Driller: Numerous Roan Plateau Spills No Cause for Alarm

  •  
  • by: ClubTwitty

( – promoted by Colorado Pols)

On Colorado’s iconic Roan Plateau pristine brooks guard some of the purest strains of Colorado River cutthroat trout  in the world.  

Twin threats of oil and gas development that could decimate this conservation population of trout–should it occur in the watersheds that harbor these fish–are sedimentation and the inevitable spills that occur in a gaspatch.

Following an article in the Grand Junction Daily Sentinel that noted a number of spills occurring on private lands being drilled on Roan Plateau, EarthJustice (the non-profit legal firm representing environmental and sportsmen groups suing to protect the Roan’s public lands) began looking into the matter.  

Today the Sentinel has the follow up:

[Attorney Michael] Freeman said the story prompted Earthjustice to look into the issue more closely.

Its findings “really just confirmed our sense that when it comes to spills and accidents on the Roan, the question’s not if, but when, and how many,” he said.

Freeman is helping represent the Colorado Environmental Coalition and other plaintiffs who sued the federal government over the Bureau of Land Management’s leasing of some 55,000 acres on and around the plateau.

The plaintiffs are particularly concerned about trying to protect the plateau top, where Bill Barrett Corp. owns the leases.

In the old tale of Chicken Little a hen one day, while eating lunch, is startled by an acorn dropping on her head–believing it to mean that ‘the sky is falling.’

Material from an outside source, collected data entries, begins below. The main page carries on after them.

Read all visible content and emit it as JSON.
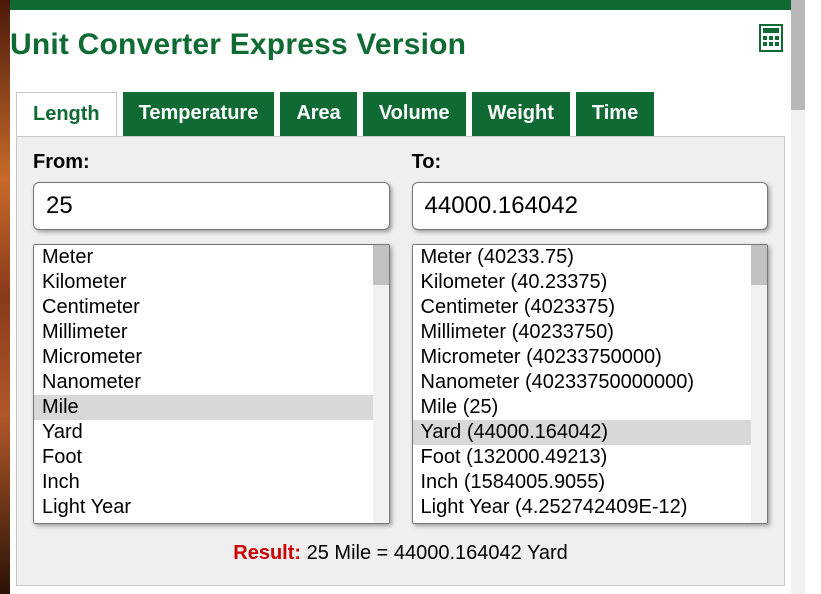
{
  "title": "Unit Converter Express Version",
  "icon": "calculator-icon",
  "tabs": [
    {
      "label": "Length",
      "active": true
    },
    {
      "label": "Temperature",
      "active": false
    },
    {
      "label": "Area",
      "active": false
    },
    {
      "label": "Volume",
      "active": false
    },
    {
      "label": "Weight",
      "active": false
    },
    {
      "label": "Time",
      "active": false
    }
  ],
  "from": {
    "label": "From:",
    "value": "25",
    "selected_index": 6,
    "options": [
      "Meter",
      "Kilometer",
      "Centimeter",
      "Millimeter",
      "Micrometer",
      "Nanometer",
      "Mile",
      "Yard",
      "Foot",
      "Inch",
      "Light Year"
    ]
  },
  "to": {
    "label": "To:",
    "value": "44000.164042",
    "selected_index": 7,
    "options": [
      "Meter (40233.75)",
      "Kilometer (40.23375)",
      "Centimeter (4023375)",
      "Millimeter (40233750)",
      "Micrometer (40233750000)",
      "Nanometer (40233750000000)",
      "Mile (25)",
      "Yard (44000.164042)",
      "Foot (132000.49213)",
      "Inch (1584005.9055)",
      "Light Year (4.252742409E-12)"
    ]
  },
  "result": {
    "label": "Result:",
    "text": "25 Mile = 44000.164042 Yard"
  }
}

Here we have–not an acorn mistaken for the sky–but documented (i.e. reported) spills and mishaps inside the Roan Plateau Planning Area–on the same quality of lands (albeit private) as the public lands immediately adjacent, and over which the battle is still being fought.

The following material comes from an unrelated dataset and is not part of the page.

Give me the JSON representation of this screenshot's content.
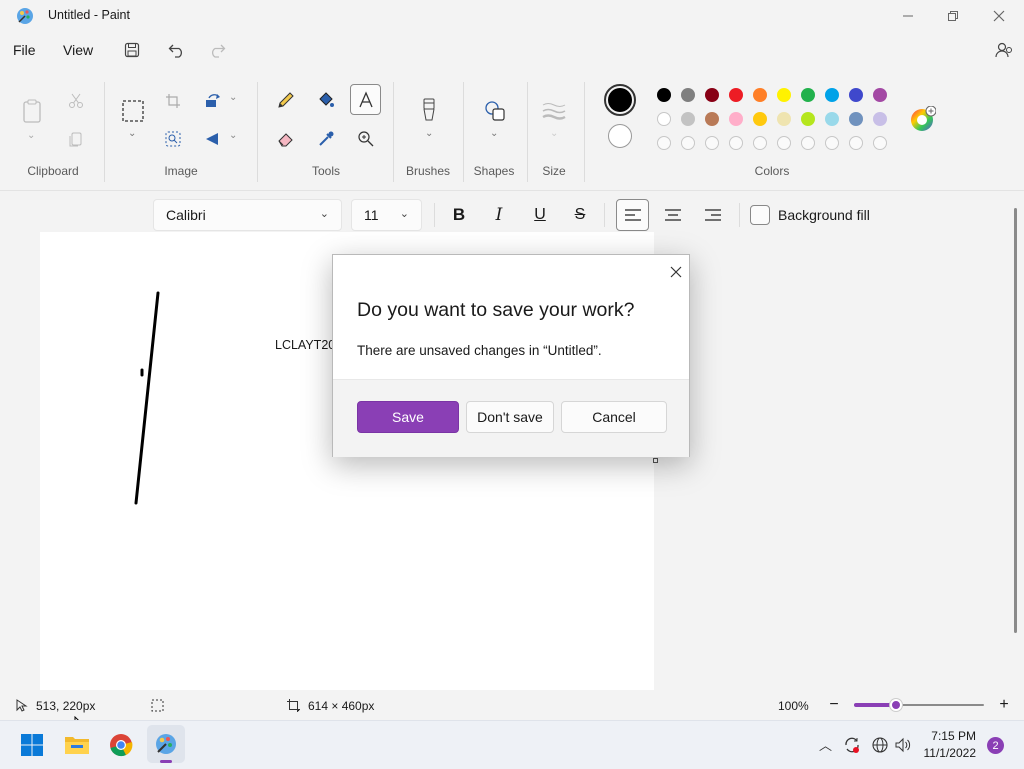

A growing number of cold-weather oil and gas spills in Garfield County bolsters the argument against drilling where federal leases were issued in 2008 on the Roan Plateau, says an attorney who is involved in a legal challenge of the leases.

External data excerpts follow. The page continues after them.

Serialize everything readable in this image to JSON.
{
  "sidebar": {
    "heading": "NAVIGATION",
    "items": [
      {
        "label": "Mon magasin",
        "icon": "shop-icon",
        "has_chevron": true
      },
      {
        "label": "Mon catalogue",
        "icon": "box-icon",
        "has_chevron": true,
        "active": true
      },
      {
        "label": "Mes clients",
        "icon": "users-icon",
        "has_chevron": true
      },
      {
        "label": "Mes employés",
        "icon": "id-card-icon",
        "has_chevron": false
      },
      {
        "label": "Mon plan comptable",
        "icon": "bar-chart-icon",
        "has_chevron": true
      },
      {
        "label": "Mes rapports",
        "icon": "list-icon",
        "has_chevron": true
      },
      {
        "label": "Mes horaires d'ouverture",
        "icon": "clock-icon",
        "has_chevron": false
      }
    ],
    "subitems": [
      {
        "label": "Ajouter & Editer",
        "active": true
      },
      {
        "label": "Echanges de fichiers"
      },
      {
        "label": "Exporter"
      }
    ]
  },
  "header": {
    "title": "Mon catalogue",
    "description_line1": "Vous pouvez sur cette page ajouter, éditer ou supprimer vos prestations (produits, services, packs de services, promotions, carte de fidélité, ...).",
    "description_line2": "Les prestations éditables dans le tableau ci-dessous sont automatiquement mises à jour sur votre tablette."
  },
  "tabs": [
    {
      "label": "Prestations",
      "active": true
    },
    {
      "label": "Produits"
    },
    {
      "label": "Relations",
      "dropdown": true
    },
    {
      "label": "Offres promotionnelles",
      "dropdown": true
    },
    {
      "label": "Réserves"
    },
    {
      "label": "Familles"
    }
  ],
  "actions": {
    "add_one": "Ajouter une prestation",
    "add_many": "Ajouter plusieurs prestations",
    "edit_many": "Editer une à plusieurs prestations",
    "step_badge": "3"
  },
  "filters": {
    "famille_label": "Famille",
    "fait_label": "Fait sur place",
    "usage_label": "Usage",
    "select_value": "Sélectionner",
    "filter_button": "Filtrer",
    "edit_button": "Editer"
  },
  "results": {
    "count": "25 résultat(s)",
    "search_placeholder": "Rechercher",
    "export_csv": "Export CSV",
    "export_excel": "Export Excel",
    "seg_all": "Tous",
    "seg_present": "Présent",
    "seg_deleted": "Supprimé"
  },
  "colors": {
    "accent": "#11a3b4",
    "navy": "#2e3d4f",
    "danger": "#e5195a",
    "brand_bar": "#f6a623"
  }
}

Michael Freeman of the legal organization Earthjustice said state records show 31 spills occurred in the county from Nov. 1 through Jan. 31, compared to 19 for the same period a year earlier.

He said 13 of the incidents occurred on or near the plateau, according to the Colorado Oil and Gas Conservation Commission’s database.

Freeman said the incidents help illustrate that if drilling occurs on the newly leased areas on public land on the plateau, spills will follow, threatening rare plants and fish, including genetically pure Colorado River cutthroat trout.

But the driller that hopes to exploit the Roan’s public lands and resources says this history of spills is no cause for alarm.

Bill Barrett spokesman Jim Felton said past spills around the plateau took place because of operator error.

“We’re not going to make those mistakes,” he said, citing the decades of experience company personnel have in the area.

He said Earthjustice is making “Chicken Little accusations” to scare people into contributing money to their efforts.

Bill Barret Corporation plans to drill upwards of 3,000 wells on the currently undeveloped public lands of Roan Plateau–15 times the number analyzed by the Bureau of Land Management under the Bush administration.  Even under that plan, mishaps are considered a likely event in any gasfield.  And BBC has a history:

None of the 13 spills Earthjustice found in the area of the plateau involved Barrett.

But Freeman said state records show dozens of spill reports involving the company’s operations elsewhere since 2005.

Settlement talks continue in the lawsuit.  Bill Barret’s dismissive attitude toward the reality of oil and gas development–spills happen–does nothing to bolster their claim that they will turn these valuable public lands into an industrial zone ‘responsibly.’  Some places are too special to drill–Roan’s public lands are among them.